Current knowledge about causes and inheritance

Article from The Medical Journal of Australia. Full article can be viewed here.

Summary

  • About 80% of congenital heart disease (CHD) is multifactorial and arises through various combinations of genetic and environmental contributors.
  • About 20% of cases can be attributed to chromosomal anomalies, Mendelian syndromes, non-syndromal single gene disorders or teratogens. Down syndrome and velocardiofacial syndrome are the most commonly seen syndromes in patients with CHD.
  • To date, more than 30 genes have been linked to non-syndromal forms of CHD. Their contribution to CHD remains unknown but is presumed to be relatively small.
  • There is limited evidence for the contribution of specific environmental factors to CHD causation. However, folic acid supplementation in the pre- and peri-conception period, ensuring rubella vaccination has been completed before pregnancy, and maintaining good glycaemic control in mothers with diabetes may reduce the risk of CHD in infants.
  • Recurrence risks vary between different types of non-syndromal CHD with multifactorial inheritance, and can be as high as 10% when two or more siblings are affected.
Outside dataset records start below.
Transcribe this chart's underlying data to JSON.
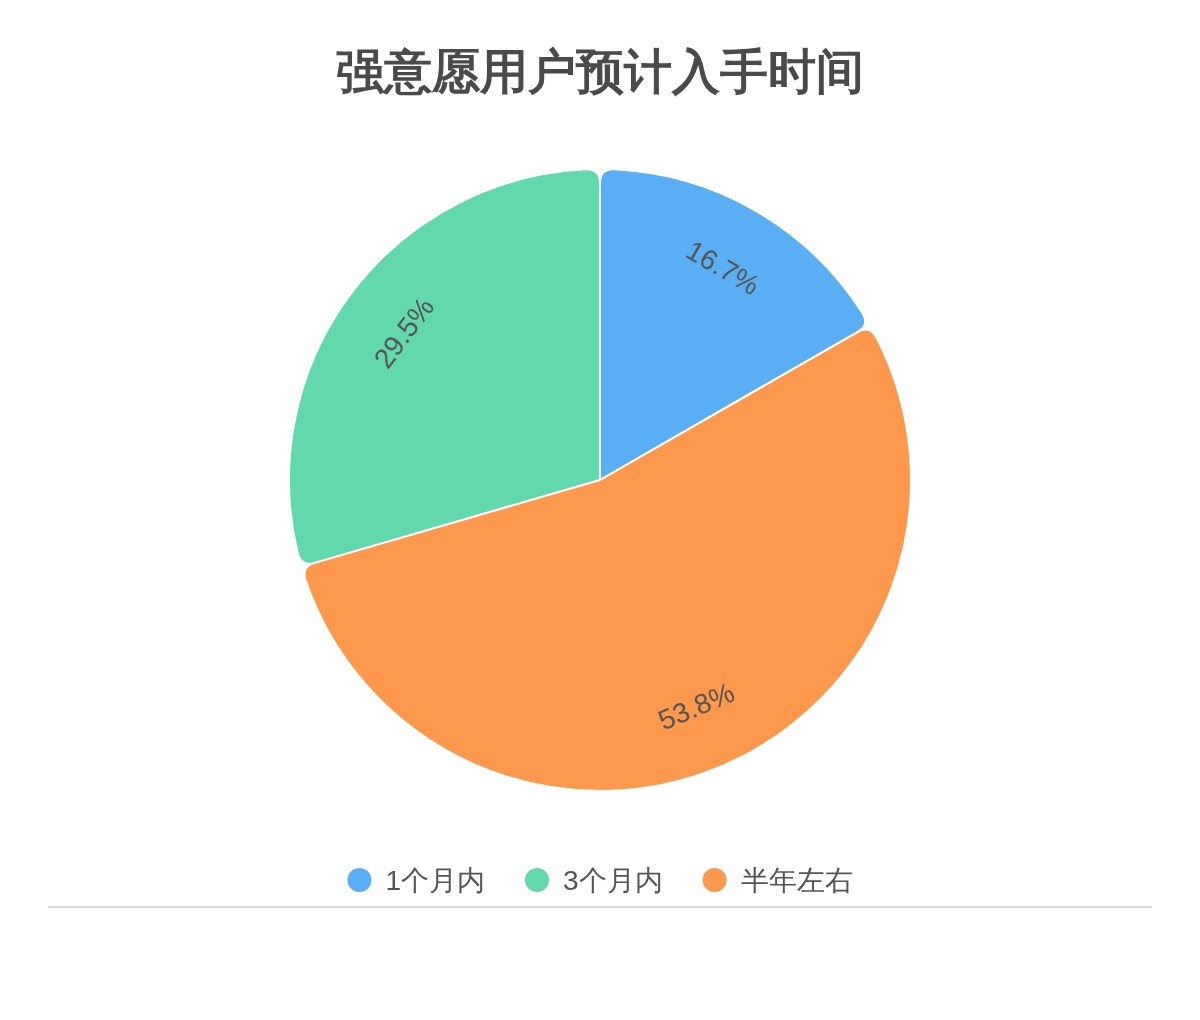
{
  "chart_data": {
    "type": "pie",
    "title": "强意愿用户预计入手时间",
    "categories": [
      "1个月内",
      "3个月内",
      "半年左右"
    ],
    "values": [
      16.7,
      29.5,
      53.8
    ],
    "colors": [
      "#5aaef5",
      "#62d9ad",
      "#fe984c"
    ],
    "value_labels": [
      "16.7%",
      "29.5%",
      "53.8%"
    ],
    "legend": "bottom"
  }
}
Generally, the recurrence risk increases if a parent rather than a sibling is affected, particularly when the affected parent is the mother.
  • Individualised recurrence risks can be generated for members of families affected by CHD after obtaining a detailed family history, including accurate cardiac diagnoses for all affected members.
  • High-throughput genetic techniques can accelerate gene discovery and improve our ability to provide individualised genetic counselling.

Congenital heart disease (CHD) affects 6–8 babies in every 1000 live births.1 It is the most common cause of death from a congenital structural abnormality in newborns in the Western world, and is often associated with fetal loss. In Australia, over 2000 babies are born with CHD each year, with about half of these requiring surgery or catheter interventions. The other half have minor abnormalities (minor valve lesions or very small ventricular or atrial septal defects) that have no functional impact and rarely affect wellbeing or require intervention.
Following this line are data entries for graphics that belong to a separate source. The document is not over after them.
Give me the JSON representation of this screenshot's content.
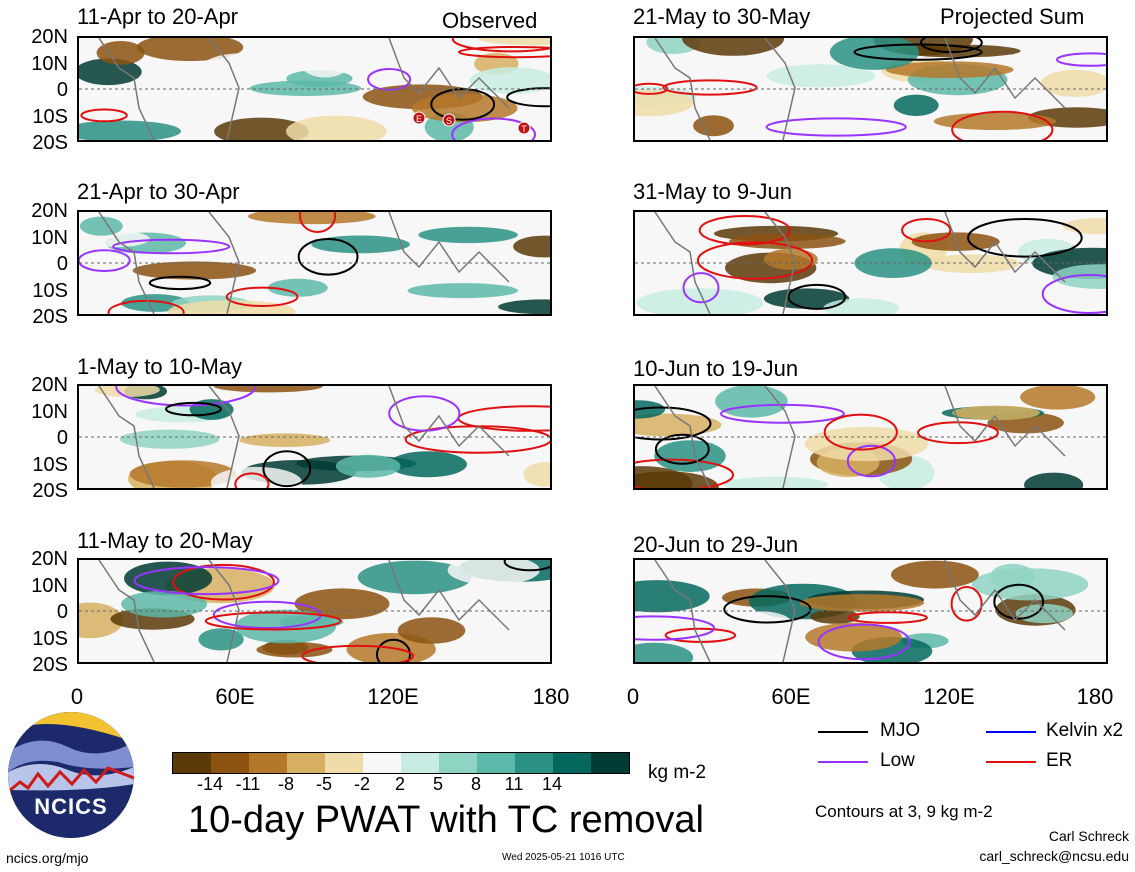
{
  "panels": [
    {
      "title": "11-Apr to 20-Apr",
      "tag": "Observed"
    },
    {
      "title": "21-May to 30-May",
      "tag": "Projected Sum"
    },
    {
      "title": "21-Apr to 30-Apr",
      "tag": ""
    },
    {
      "title": "31-May to 9-Jun",
      "tag": ""
    },
    {
      "title": "1-May to 10-May",
      "tag": ""
    },
    {
      "title": "10-Jun to 19-Jun",
      "tag": ""
    },
    {
      "title": "11-May to 20-May",
      "tag": ""
    },
    {
      "title": "20-Jun to 29-Jun",
      "tag": ""
    }
  ],
  "lat_labels": [
    "20N",
    "10N",
    "0",
    "10S",
    "20S"
  ],
  "lon_labels": [
    "0",
    "60E",
    "120E",
    "180"
  ],
  "colorbar": {
    "colors": [
      "#5c3a07",
      "#8c5210",
      "#b5782a",
      "#d6b060",
      "#efdca8",
      "#f7f7f7",
      "#c8ece3",
      "#8fd4c3",
      "#5cb8a8",
      "#2a9184",
      "#05685e",
      "#003b33"
    ],
    "labels": [
      "-14",
      "-11",
      "-8",
      "-5",
      "-2",
      "2",
      "5",
      "8",
      "11",
      "14"
    ],
    "units": "kg m-2"
  },
  "title": "10-day PWAT with TC removal",
  "legend": [
    {
      "label": "MJO",
      "color": "#000000"
    },
    {
      "label": "Kelvin x2",
      "color": "#0000ff"
    },
    {
      "label": "Low",
      "color": "#9933ff"
    },
    {
      "label": "ER",
      "color": "#e01010"
    }
  ],
  "contours_note": "Contours at 3, 9 kg m-2",
  "author": "Carl Schreck",
  "email": "carl_schreck@ncsu.edu",
  "website": "ncics.org/mjo",
  "timestamp": "Wed 2025-05-21 1016 UTC",
  "logo_text": "NCICS",
  "tc_markers": [
    "E",
    "S",
    "T"
  ]
}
More patients with CHD require treatment each year than those with other significant conditions such as childhood cancer or cystic fibrosis (with 600 and 70 new cases, respectively, presenting each year in Australia). About a quarter of those requiring treatment will need surgery in the first year of life. Most infants and children requiring single interventions can expect to lead a near-normal life. A small group of infants with complex lesions require multiple surgical procedures, intensive support and close monitoring during the first few years of life, although their quality of life may still be good. With the success of contemporary surgical procedures and improved survival, many patients with complex lesions are reaching adult life, and the population of adults with CHD now exceeds the number of children with structural heart abnormality.2

However, despite the improved treatment and prognosis of these patients, there is still a large gap in our knowledge of the aetiology of CHD. Determining a cause for CHD is important from a psychosocial perspective for the patient and family (whose main questions when faced with a new diagnosis of CHD are “why” and “how”), but also in regard to family planning for both the parents and the affected child as he or she approaches reproductive age. With the growing adult CHD population, information on recurrence risks and aetiology will become increasingly relevant. Understanding the aetiology of CHD will also benefit clinical management of the patient. It may help identify possible complications and risk factors for surgery or treatment, as patients with genetic syndromes or extracardiac anomalies are generally at higher risk of operative mortality and morbidity.3

Novel genetic techniques, such as whole exome and genome sequencing (Box 1), can accelerate gene discovery and assist in identifying causes of diseases of previously unknown aetiology, such as CHD. This review updates our current understanding of the causes and inheritance of CHD in light of the advances being made in genetic technologies.